A revolução através dos olhos de Jorge Monteiro, estudante de Direito na UC da turma de 74, que envolve um cão dentro da sala de aula, um cerco à sede da PIDE e o “frenesim nas ruas de Coimbra”.
A 25 de abril de 1974, a rádio deu o sinal e o povo saiu às ruas. História começava a ser feita na cidade de Lisboa, que acabou por se estender pelo resto do país. A “Revolução dos Cravos” em Coimbra, contada por uma pessoa que, ainda hoje, transborda os valores de abril: Jorge Gouveia Monteiro, antigo vereador da CDU e atual presidente da associação Gatos Urbanos.
Jorge tinha 18 anos, era caloiro na Faculdade de Direito da Universidade de Coimbra quando se deu o 25 de abril. “Não sabia que ia acontecer” contou-me, prosseguindo a explicação do que encontrou na faculdade: “a faculdade estava um pandemónio e a malta estava toda eufórica, principalmente os alunos vindos de Moçambique, sentiam que era o fim da guerra”.
Nessa mesma manhã não houve aulas, mas segundo Jorge, um professor (associado às ideias do regime) fez questão de ficar dentro da sala de aula durante uma hora. Os alunos responderam a isto, colocando um pastor alemão dentro da sala, uma forma de dizer, como Jorge explica “dá a aula ao cão, a nós não dás”.
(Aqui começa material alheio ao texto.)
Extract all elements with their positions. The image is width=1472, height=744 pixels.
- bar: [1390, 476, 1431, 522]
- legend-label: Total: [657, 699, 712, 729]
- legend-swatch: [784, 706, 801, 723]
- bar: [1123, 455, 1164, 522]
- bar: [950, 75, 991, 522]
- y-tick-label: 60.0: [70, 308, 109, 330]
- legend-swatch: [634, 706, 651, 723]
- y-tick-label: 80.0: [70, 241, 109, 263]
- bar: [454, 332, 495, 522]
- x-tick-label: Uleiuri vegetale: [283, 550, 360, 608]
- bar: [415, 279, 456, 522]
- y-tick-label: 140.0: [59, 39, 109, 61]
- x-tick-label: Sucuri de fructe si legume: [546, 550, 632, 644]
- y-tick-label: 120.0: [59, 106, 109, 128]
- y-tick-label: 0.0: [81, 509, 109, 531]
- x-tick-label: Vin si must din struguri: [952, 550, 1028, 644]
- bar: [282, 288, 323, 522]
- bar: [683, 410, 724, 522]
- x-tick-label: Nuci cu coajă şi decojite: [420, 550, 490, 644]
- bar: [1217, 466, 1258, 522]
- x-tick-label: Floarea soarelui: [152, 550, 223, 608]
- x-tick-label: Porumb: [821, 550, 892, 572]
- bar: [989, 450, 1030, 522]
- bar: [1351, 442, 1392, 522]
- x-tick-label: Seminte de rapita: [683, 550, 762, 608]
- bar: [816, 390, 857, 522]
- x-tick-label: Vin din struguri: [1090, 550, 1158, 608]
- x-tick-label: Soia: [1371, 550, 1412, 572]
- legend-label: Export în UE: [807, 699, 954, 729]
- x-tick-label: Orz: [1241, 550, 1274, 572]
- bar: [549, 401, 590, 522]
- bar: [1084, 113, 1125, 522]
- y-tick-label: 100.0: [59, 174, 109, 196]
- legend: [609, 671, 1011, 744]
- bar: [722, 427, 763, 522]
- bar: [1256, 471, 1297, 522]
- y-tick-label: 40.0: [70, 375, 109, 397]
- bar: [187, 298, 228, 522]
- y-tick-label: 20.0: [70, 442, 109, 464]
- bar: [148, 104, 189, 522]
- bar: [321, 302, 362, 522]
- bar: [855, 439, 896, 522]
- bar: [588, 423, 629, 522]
Não havendo aulas, Jorge foi para casa tentar ouvir a BBC junto da família, “estava tudo ouriçado, a tentar perceber o que se estava a passar” conta-me entre sorrisos, depressa entenderam que “seria para pôr fim ao regime”. Os dias seguintes deram lugar ao cerco da sede da PIDE, na rua Antero Quintal em Coimbra, “estavam milhares de pessoas para garantir que esses “gajos” eram presos”.
Relembrou que durante a revolução existiam pessoas que “não saíram da toca” porque “gostavam de Salazar”, mas outras que saíram e fingiram apoiar a revolução, Jorge lembrou uma canção da altura ao declarar: “cravo vermelho ao peito a todos ficam bem, sobretudo dá jeito a certos filhos da mãe”.
“Andávamos com os pés no ar” foi a expressão que usou, “queríamos saber tudo”, dizendo que foi um momento inexplicável e de muita curiosidade pelas ruas de Coimbra.
O antes e o depois
Falou-me de como era a sociedade antes da revolução, nomeadamente os liceus que “eram só de rapazes ou de raparigas”, um ambiente muito “controlado e repressivo” e uma educação “restrita”.
Jorge sente-se sortudo por ter tido um pai professor na faculdade naquela altura, porque estava a par de muitos alunos que tinham sido presos ou enviados para a guerra, dessa forma, conseguiu “proteger” o filho, para este não ser muito vocal contra as ideias do regime.
Escolheu o “ser enviado para a guerra” como a pior consequência, porque os alunos “nem podiam acabar o curso e iam ajudar uma causa na qual não acreditavam”, porém, este tipo de castigo também teve um lado bom, porque “esses jovens levaram as novas ideias para dentro do exército”.
O depois da revolução foi explicado por Jorge, com uma citação de Sérgio Godinho: “Só quer a vida cheia, quem tive a vida parada”, afirmando que Coimbra foi “das primeiras revoluções” depois da de Lisboa. Resumiu o ambiente na altura como “inexplicável”, existia um “frenesim nas ruas de Coimbra”, relembrando as primeiras eleições “havia uma fila de 600 metros para votar”.
Jorge Monteiro também participou nas “campanhas de alfabetização”, que tinham como objetivo ensinar a ler e a escrever pelo país inteiro.
O agora
“Há de haver sempre aquilo que eu chamo, as hienas” comentando o resultado das últimas eleições. Jorge Monteiro pensa que este resultado foi fruto de uma “contestação e insatisfação das pessoas” e que conhece “suficientemente bem o povo da nossa terra” que a liberdade conquistada em 1974 não será posta em causa.
Vai haver sempre pessoas que acham que antigamente é que era bom e que o lugar da mulher é em casa”, mas pensar que se pode voltar a isso, na opinião de Jorge “é uma loucura”.
Por fim, realçou a importância de transmitir os valores de abril às gerações futuras e que “falar com as pessoas mais velhas” sobre a revolução pode contribuir para uma noção maior do que é a liberdade e do que foi preciso fazer para conquistá-la.